Un industriel confie l’expédition d’une machine de 3 050 kg à un transporteur routier au départ de ses locaux parisiens, à destination d’un client strasbourgeois. Ne disposant pas des moyens nécessaires et redoutant une maladresse, il demande à un manutentionnaire de charger la marchandise. Le déchargement est confié au voiturier, qui l’accepte, car l’acheteur lui non plus ne possède pas de moyens de manutention. Celui-ci constate à la livraison que la machine et la caisse dans laquelle elle est conditionnée sont endommagées, probablement par un matériel de manutention. Personne ne peut toutefois dater le moment de la survenance du dommage : est-il survenu lors des opérations de manutention ou du déchargement du colis par le transporteur ? Voici un aperçu du régime de responsabilité du manutentionnaire et du transporteur.
→ Le manutentionnaire
L’écrit qui lie l’industriel et le manutentionnaire est un contrat de prestation de services (contrat d’entreprise) dans lequel le prestataire est tenu d’une obligation de faire, laquelle consiste à charger la marchandise. Une certaine jurisprudence y voit là en principe une obligation de résultat (CA Paris, 17 sept. 2015, n° 13/23714, Axa France et a. c/ IF Assurance, BTL 2015, n° 3569, p. 589 ; cependant, CA Versailles, 5 janv. 2016, n° 14/03719, AIG Europe c/ SDV LI, BTL 2016, n° 3581, p. 47, Lamyline), sauf si les parties en ont convenu autrement. Il en résulte que le manutentionnaire est responsable dès que des dommages sont constatés, sans qu’il soit nécessaire de démontrer sa faute dans l’opération de manutention (Cass. com., 3 févr. 1998, n° 96-11.525, BTL 1998, p. 124, Lamyline). Pour se libérer, le manutentionnaire doit prouver l'existence d'une cause étrangère, de la force majeure ou encore le fait de son cocontractant.

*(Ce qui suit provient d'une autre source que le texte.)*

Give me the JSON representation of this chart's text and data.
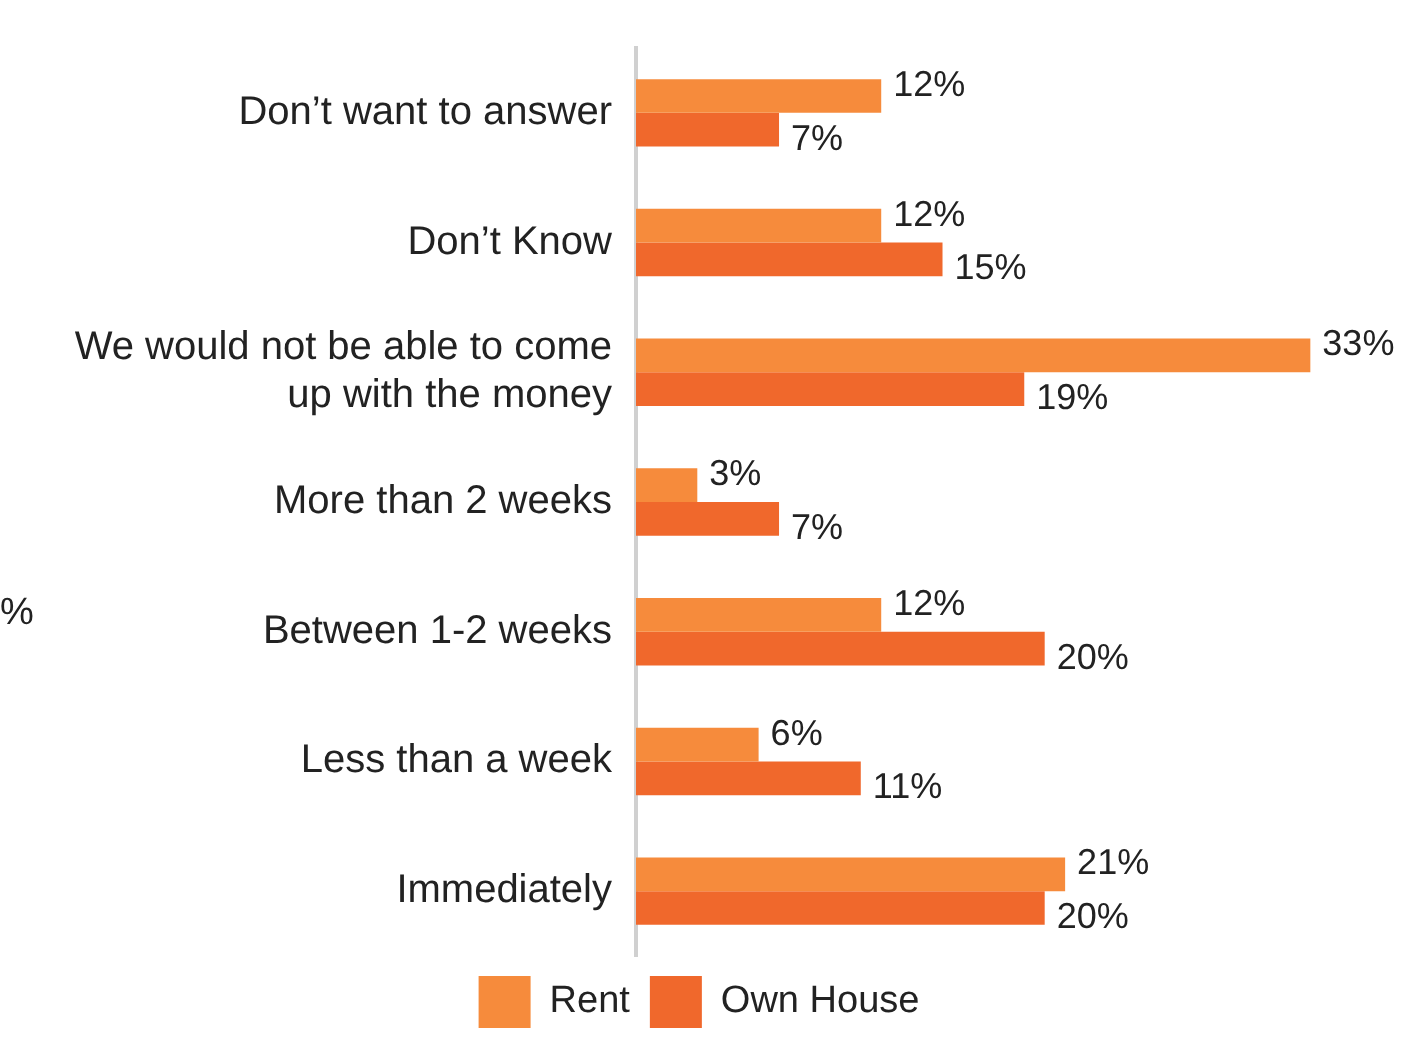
{
  "chart_data": {
    "type": "bar",
    "orientation": "horizontal",
    "legend": "bottom",
    "grid": false,
    "categories": [
      "Don’t want to answer",
      "Don’t Know",
      "We would not be able to come up with the money",
      "More than 2 weeks",
      "Between 1-2 weeks",
      "Less than a week",
      "Immediately"
    ],
    "series": [
      {
        "name": "Rent",
        "color": "#f68b3c",
        "values": [
          12,
          12,
          33,
          3,
          12,
          6,
          21
        ],
        "value_labels": [
          "12%",
          "12%",
          "33%",
          "3%",
          "12%",
          "6%",
          "21%"
        ]
      },
      {
        "name": "Own House",
        "color": "#f0682c",
        "values": [
          7,
          15,
          19,
          7,
          20,
          11,
          20
        ],
        "value_labels": [
          "7%",
          "15%",
          "19%",
          "7%",
          "20%",
          "11%",
          "20%"
        ]
      }
    ],
    "annotations": [
      "%"
    ]
  }
}
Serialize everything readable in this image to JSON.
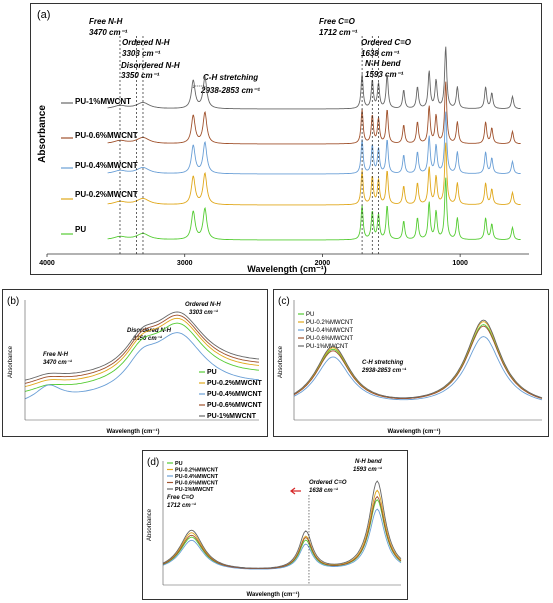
{
  "chart_data": [
    {
      "id": "a",
      "type": "line",
      "panel_label": "(a)",
      "xlabel": "Wavelength (cm⁻¹)",
      "ylabel": "Absorbance",
      "xlim": [
        4000,
        500
      ],
      "xticks": [
        "4000",
        "3000",
        "2000",
        "1000"
      ],
      "series": [
        {
          "name": "PU",
          "color": "#55cc33"
        },
        {
          "name": "PU-0.2%MWCNT",
          "color": "#e0a81c"
        },
        {
          "name": "PU-0.4%MWCNT",
          "color": "#6a9fd6"
        },
        {
          "name": "PU-0.6%MWCNT",
          "color": "#a0522d"
        },
        {
          "name": "PU-1%MWCNT",
          "color": "#666666"
        }
      ],
      "vlines": [
        3470,
        3303,
        3350,
        1712,
        1638,
        1593
      ],
      "peaks": [
        {
          "x": 3470,
          "h": 0.05
        },
        {
          "x": 3303,
          "h": 0.1
        },
        {
          "x": 2938,
          "h": 0.45
        },
        {
          "x": 2853,
          "h": 0.5
        },
        {
          "x": 1712,
          "h": 0.55
        },
        {
          "x": 1638,
          "h": 0.45
        },
        {
          "x": 1593,
          "h": 0.4
        },
        {
          "x": 1530,
          "h": 0.55
        },
        {
          "x": 1410,
          "h": 0.3
        },
        {
          "x": 1310,
          "h": 0.35
        },
        {
          "x": 1225,
          "h": 0.6
        },
        {
          "x": 1175,
          "h": 0.45
        },
        {
          "x": 1105,
          "h": 1.0
        },
        {
          "x": 1020,
          "h": 0.35
        },
        {
          "x": 815,
          "h": 0.35
        },
        {
          "x": 770,
          "h": 0.25
        },
        {
          "x": 620,
          "h": 0.2
        }
      ],
      "annotations": [
        {
          "text": "Free N-H",
          "sub": "3470 cm⁻¹"
        },
        {
          "text": "Ordered N-H",
          "sub": "3303 cm⁻¹"
        },
        {
          "text": "Disordered N-H",
          "sub": "3350 cm⁻¹"
        },
        {
          "text": "C-H stretching",
          "sub": "2938-2853 cm⁻¹"
        },
        {
          "text": "Free C=O",
          "sub": "1712 cm⁻¹"
        },
        {
          "text": "Ordered C=O",
          "sub": "1638 cm⁻¹"
        },
        {
          "text": "N-H bend",
          "sub": "1593 cm⁻¹"
        }
      ]
    },
    {
      "id": "b",
      "type": "line",
      "panel_label": "(b)",
      "xlabel": "Wavelength (cm⁻¹)",
      "ylabel": "Absorbance",
      "xlim": [
        3500,
        3200
      ],
      "series": [
        {
          "name": "PU",
          "color": "#55cc33"
        },
        {
          "name": "PU-0.2%MWCNT",
          "color": "#e0a81c"
        },
        {
          "name": "PU-0.4%MWCNT",
          "color": "#6a9fd6"
        },
        {
          "name": "PU-0.6%MWCNT",
          "color": "#a0522d"
        },
        {
          "name": "PU-1%MWCNT",
          "color": "#666666"
        }
      ],
      "annotations": [
        {
          "text": "Free N-H",
          "sub": "3470 cm⁻¹"
        },
        {
          "text": "Disordered N-H",
          "sub": "3350 cm⁻¹"
        },
        {
          "text": "Ordered N-H",
          "sub": "3303 cm⁻¹"
        }
      ]
    },
    {
      "id": "c",
      "type": "line",
      "panel_label": "(c)",
      "xlabel": "Wavelength (cm⁻¹)",
      "ylabel": "Absorbance",
      "xlim": [
        2960,
        2820
      ],
      "series": [
        {
          "name": "PU",
          "color": "#55cc33"
        },
        {
          "name": "PU-0.2%MWCNT",
          "color": "#e0a81c"
        },
        {
          "name": "PU-0.4%MWCNT",
          "color": "#6a9fd6"
        },
        {
          "name": "PU-0.6%MWCNT",
          "color": "#a0522d"
        },
        {
          "name": "PU-1%MWCNT",
          "color": "#666666"
        }
      ],
      "annotations": [
        {
          "text": "C-H stretching",
          "sub": "2938-2853 cm⁻¹"
        }
      ]
    },
    {
      "id": "d",
      "type": "line",
      "panel_label": "(d)",
      "xlabel": "Wavelength (cm⁻¹)",
      "ylabel": "Absorbance",
      "xlim": [
        1730,
        1580
      ],
      "series": [
        {
          "name": "PU",
          "color": "#55cc33"
        },
        {
          "name": "PU-0.2%MWCNT",
          "color": "#e0a81c"
        },
        {
          "name": "PU-0.4%MWCNT",
          "color": "#6a9fd6"
        },
        {
          "name": "PU-0.6%MWCNT",
          "color": "#a0522d"
        },
        {
          "name": "PU-1%MWCNT",
          "color": "#666666"
        }
      ],
      "annotations": [
        {
          "text": "Free C=O",
          "sub": "1712 cm⁻¹"
        },
        {
          "text": "Ordered C=O",
          "sub": "1638 cm⁻¹"
        },
        {
          "text": "N-H bend",
          "sub": "1593 cm⁻¹"
        }
      ]
    }
  ]
}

Lorsque le dommage est constaté au cours de la livraison et que le transporteur n’a pas émis de réserve au moment de la prise en charge de la marchandise, la victime doit établir que le dommage est survenu à l’occasion de l’opération de manutention. La tâche n’est pas aisée lorsque le sinistre n’est pas dénoncé immédiatement.
→ Le transporteur
En cas de perte ou d’avarie de la marchandise, le voiturier, tenu également d’une obligation de résultat (Cass. com., 11 juin 2002, n° 00-14.598), est présumé responsable lorsque le dommage fait l’objet d’un constat au moment de la livraison (C. com., art. L. 133-1). Cette responsabilité est engagée dès lors qu’il est établi qu’un contrat de transport a bien été conclu (par la lettre de transport) et qu’un dommage est survenu eu égard aux réserves portées par le destinataire sur la lettre de transport. En l’absence de réserve lors de la prise en charge de la machine par le conducteur, le sinistre est présumé s’être produit pendant le transport, et ce même si le chauffeur n’y est pour rien.
Par ailleurs, dans le présent cas, le voiturier a accepté de décharger la machine à la demande du fabricant (donneur d’ordre) alors que cette opération relève, en principe, du client destinataire, dans la mesure où l’envoi est supérieur à trois tonnes (contrat type « général », art. 7.2.2). Dans ces conditions, l’opération de déchargement est considérée comme une prestation annexe au de transport ; ladite prestation est alors rémunérée en complément du prix de transport stricto sensu (contrat type « général », art. 18.2). Les dommages survenus au cours de cette manipulation relèvent ainsi de la responsabilité du voiturier, présumée, en vertu du contrat de transport. Comme le manutentionnaire, débiteur d’une obligation de résultat, le transporteur renversera la présomption de responsabilité en démontrant qu’une cause étrangère est à l’origine du dommage. Aussi, il peut se libérer en invoquant un vice propre de la marchandise ou encore de la faute du contractant. Enfin, le transporteur doit démontrer que le moyen d’exonération dont il se prévaut est effectivement le seul à l’origine du dommage.